The primary objective of ongoing or periodic validation is to observe whether the model remains aligned with its intended purpose, the assumptions remain valid, the data are still appropriate, and performance monitoring indicates that the model continues to perform as expected. In addition, model methodology should be reassessed periodically to ensure that it is still in line with best practices and reflects the real world. The real world consistently challenges model assumptions, requiring ongoing validation to assess whether the original assumptions remain valid. Ongoing validation involves an iterative process between the modeling and validation cycles, adapting to changes in the model and repeating successful validation activities when necessary. Ongoing validation could also be supported using benchmark or challenger models.
What three general guidelines can support establishing a risk modeling culture?
Awareness: Be aware of the limitations and assumptions of risk modeling. Understand your company’s history with QRMs, the risks they entail, and the validation processes in place.
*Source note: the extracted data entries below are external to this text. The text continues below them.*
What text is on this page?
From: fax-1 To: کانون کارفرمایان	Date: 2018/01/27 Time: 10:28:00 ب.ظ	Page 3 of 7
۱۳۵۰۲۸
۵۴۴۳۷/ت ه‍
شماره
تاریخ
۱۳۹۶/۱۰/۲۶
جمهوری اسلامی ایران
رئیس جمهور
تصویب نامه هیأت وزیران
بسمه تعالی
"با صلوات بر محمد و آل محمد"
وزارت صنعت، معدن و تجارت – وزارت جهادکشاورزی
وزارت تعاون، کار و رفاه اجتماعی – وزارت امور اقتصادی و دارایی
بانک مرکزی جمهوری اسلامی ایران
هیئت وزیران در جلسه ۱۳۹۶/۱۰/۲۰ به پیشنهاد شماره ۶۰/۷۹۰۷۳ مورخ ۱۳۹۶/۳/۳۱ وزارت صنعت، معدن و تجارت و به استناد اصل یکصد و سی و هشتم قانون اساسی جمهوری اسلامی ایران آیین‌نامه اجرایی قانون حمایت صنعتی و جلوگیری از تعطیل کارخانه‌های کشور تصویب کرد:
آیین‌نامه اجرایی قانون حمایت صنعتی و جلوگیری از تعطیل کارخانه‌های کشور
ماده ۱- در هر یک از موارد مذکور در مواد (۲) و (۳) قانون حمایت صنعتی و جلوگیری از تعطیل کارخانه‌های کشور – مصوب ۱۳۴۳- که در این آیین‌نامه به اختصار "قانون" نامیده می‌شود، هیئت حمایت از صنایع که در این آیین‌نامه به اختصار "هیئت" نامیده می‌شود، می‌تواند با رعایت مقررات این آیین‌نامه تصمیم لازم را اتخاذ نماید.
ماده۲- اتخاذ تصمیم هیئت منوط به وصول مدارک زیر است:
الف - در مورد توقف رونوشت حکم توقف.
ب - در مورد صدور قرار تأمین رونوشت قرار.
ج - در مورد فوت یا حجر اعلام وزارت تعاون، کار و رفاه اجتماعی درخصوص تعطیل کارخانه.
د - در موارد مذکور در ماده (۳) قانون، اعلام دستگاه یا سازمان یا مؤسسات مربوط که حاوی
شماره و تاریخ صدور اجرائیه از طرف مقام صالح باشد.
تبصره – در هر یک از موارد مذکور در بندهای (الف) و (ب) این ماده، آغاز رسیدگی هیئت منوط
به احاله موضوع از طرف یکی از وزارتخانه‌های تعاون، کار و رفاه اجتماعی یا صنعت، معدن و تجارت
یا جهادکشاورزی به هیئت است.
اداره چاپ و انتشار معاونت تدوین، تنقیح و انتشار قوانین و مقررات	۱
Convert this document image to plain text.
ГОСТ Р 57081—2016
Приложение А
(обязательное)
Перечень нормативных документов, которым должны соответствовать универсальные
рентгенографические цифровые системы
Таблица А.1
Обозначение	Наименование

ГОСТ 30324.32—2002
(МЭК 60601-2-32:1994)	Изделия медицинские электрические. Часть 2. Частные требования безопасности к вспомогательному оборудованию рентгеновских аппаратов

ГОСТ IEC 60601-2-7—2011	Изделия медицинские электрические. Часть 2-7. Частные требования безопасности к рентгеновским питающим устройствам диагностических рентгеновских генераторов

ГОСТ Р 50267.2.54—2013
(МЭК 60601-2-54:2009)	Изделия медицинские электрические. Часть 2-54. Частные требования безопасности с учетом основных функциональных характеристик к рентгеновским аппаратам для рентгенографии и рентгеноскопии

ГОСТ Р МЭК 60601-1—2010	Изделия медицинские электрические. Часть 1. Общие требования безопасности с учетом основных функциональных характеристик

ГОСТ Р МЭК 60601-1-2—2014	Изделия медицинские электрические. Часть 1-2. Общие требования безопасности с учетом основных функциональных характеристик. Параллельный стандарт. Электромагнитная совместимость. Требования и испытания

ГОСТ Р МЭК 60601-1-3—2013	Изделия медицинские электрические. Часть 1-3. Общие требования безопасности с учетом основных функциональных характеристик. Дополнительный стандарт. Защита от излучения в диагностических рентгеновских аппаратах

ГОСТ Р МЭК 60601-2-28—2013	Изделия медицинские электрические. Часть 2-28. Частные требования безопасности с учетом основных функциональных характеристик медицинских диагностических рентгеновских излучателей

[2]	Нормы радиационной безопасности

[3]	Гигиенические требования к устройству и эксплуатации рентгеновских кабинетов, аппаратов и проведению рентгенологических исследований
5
Stay informed about market practices. Recognize that the world is constantly changing.
Transparency: Transparently communicate the assumptions, limitations, and documentation of QRMs. Provide detailed documentation with executive summaries. Document the decision-making process during model development and all validation activities, including unsuccessful attempts. Engage in open communication with end users.
Experience: Learn from past modeling endeavors and apply relevant lessons. Emphasize proper project management and develop prototypes early on. Collect data and continuously improve quantitative skills. Establish and maintain libraries of reusable code. Seek input from other modelers and consider external experts for validation activities.
What are the typical steps in model development and testing?
Define objectives and scope.
Data collection and preprocessing
Exploratory data analysis.
Feature engineering.
Model selection.
Model training / model calibration.